Теперь она продолжала идти к принцу Шарму, устремив взор в его невозмутимые голубые глаза. («Все время гляди ему в глаза, дорогая. В самую глубину: все эти оголтелые самцы на деле безнадежные романтики».) Когда она приблизилась к принцу, то не остановилась для реверанса, но медленно подняла руки. Шарм раскрыл объятия, и она упала в них, не отводя глаз от его лица, прижимаясь к нему всей длиной своего соблазнительного тела, почти подставляя губы его губам.

— О мой принц! — прошептала она.

— О моя прекрасная незнакомка, — прошептал Шарм.

— О, мой кишечник, — буркнула Энн.

— Ш-ш-ш! — сказала Аврора, глядя через плечо Золии глазами столь же холодными и недвижными, как трупное окоченение.

— С той минуты, как я потерял вас на балу в ту ночь, я чувствовал себя человеком, заблудившимся в пустыне без воды и надежды на спасение, — сказал принц. — Вокруг меня не было никакой жизни, лишь сыпучие унылые пески да ветер, стонавший над ними, повторяя ваше имя. А теперь передо мной будто возник оазис, и воды любви струятся из глубоких подземных источников!

— С той минуты, как я покинула вас на балу, — шептала Золия, — для меня перестало всходить солнце, и непроглядные черные ночи окружили меня подобно волкам, и рыскали, и рычали у моих дверей, а знобящий ветер запускал ледяные пальцы мне в грудь и сжимал мое сердце холодными беспощадными тисками. А теперь весенний ветерок повеял там, где прежде простирался только замерзший луг.

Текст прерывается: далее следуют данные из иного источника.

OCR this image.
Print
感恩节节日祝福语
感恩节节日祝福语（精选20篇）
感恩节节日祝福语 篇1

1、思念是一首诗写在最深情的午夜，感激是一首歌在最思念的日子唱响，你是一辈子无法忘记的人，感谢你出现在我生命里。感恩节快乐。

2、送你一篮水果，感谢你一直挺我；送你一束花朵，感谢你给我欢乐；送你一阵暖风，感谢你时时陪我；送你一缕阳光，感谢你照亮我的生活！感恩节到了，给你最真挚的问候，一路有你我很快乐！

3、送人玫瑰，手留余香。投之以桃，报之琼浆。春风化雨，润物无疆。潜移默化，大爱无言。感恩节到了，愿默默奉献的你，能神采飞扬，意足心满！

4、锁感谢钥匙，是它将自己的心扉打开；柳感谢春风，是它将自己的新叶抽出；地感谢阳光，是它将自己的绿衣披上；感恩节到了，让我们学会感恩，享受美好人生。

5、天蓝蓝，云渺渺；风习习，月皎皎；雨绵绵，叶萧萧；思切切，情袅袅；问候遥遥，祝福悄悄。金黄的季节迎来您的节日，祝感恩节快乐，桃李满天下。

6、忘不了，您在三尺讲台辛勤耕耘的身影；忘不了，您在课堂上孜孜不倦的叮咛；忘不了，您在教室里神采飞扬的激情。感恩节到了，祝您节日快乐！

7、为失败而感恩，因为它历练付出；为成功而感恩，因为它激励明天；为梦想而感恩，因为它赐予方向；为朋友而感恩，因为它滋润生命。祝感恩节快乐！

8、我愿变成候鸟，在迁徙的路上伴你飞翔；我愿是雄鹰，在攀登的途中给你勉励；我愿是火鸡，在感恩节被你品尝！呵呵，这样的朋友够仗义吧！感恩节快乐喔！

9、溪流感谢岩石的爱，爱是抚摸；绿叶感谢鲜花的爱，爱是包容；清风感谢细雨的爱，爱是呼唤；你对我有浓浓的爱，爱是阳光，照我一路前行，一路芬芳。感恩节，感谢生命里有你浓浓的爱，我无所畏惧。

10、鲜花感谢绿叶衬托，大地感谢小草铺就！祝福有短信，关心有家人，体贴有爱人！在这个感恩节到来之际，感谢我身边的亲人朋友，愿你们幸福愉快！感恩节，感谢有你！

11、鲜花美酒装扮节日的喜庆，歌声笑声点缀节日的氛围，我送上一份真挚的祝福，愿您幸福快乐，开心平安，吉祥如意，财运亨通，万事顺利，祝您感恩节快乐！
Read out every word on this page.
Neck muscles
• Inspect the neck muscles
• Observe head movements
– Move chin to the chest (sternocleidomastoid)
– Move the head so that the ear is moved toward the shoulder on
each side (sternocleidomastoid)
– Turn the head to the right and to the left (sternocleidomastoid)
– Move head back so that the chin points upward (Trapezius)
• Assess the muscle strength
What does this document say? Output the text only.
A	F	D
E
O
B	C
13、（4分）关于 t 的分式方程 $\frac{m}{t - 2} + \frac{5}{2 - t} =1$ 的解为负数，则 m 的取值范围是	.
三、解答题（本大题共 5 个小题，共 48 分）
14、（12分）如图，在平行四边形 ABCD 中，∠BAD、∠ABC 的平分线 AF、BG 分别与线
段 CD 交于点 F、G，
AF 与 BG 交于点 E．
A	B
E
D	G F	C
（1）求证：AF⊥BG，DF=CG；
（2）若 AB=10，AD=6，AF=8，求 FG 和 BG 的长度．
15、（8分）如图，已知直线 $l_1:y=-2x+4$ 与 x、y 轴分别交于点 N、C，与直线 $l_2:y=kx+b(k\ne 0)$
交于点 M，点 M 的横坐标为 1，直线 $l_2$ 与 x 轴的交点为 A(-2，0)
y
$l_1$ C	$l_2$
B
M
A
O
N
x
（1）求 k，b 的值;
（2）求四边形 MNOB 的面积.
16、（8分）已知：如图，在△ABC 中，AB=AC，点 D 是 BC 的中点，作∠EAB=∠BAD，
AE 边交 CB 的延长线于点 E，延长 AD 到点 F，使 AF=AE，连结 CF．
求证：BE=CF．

Она могла продолжать в таком духе очень долго, поскольку ее крестная загодя исписала листы и листы такой вот лабудой и заставила затвердить ее всю наизусть. Шарм отвечал тоже на редкость романтичными фразами — просто отличными, подумала она, если он и вправду импровизирует. Единственное, что ей было совсем не по вкусу, это необходимость прижиматься к нему. Когда мальчики прикасались к ней даже случайно, у нее словно мурашки по коже бегали. И она пожаловалась на это Эсмерельде в ночь после бала.

«Я знаю, дорогая, — сказала ее крестная фея. — Мужчины такие омерзительные твари! Но крайне важно, чтобы ты это терпела, чтобы продолжала и дальше притворяться, будто тебе нравятся его ласки, и даже провоцировать их. Это краеугольный камень всего нашего плана».

«Но когда я лягу с ним в постель, разве утром он не проникнется ко мне отвращением? Все говорят, что именно так и бывает».

«Да, есть и такие мужчины, — подтвердила Эсмерельда. — Но Шарм не из них. Он для подобного чересчур порядочный. Пойми же, ты имеешь дело с мужчиной, у которого есть все, чего бы он ни пожелал… почти все. И ты дашь ему то, чего он желает превыше всего, единственное, чего ему не предложит ни одна другая девушка в королевстве. Его врожденное чувство чести вынудит его сделать тебе предложение вступить с ним в брак».

Золия кивнула. Она безгранично доверяла крестной.

«И помни, радость моя, как только вы с ним поженитесь и мы твердо обоснуемся в замке, — Эсмерельда наклонилась к ней, — тебе больше не придется терпеть его прикосновений».

Это обещание ободрило девушку, и теперь Эсмерельда, наблюдая за ними через обеденный стол, была вполне довольна тем, как Золия исполняла свою роль. Девочка — прирожденная актриса! В эпизоде, когда она потянулась через принца за солонкой, задев его кончиками грудей, у него буквально глаза на лоб вылезли. Попался на крючок и уже не сорвется!

Эсмерельда обвела взглядом стол, обдумывая свой следующий ход. Паж… да, с ним стоит поговорить. Надо будет после обеда занять его — может, парочка-другая волшебных фокусов? — чтобы держать подальше от его господина. Граф, конечно, шут гороховый, но морализирующий шут может оказаться опасным для плана. Придется и для него что-нибудь придумать, пока принц не сумеет увлечь Золию в укромный уголок для решающего хода.

Остальные гости значения не имели. К счастью, король был слишком занят, чтобы удостоить обед своим присутствием. Вельможные гости и дворцовая шушера препятствия не составят, а две заезжие принцессы, хотя и достаточно привлекательны на манер высокопорядочной соседки в окне напротив, составить конкуренцию Золии явно не могли.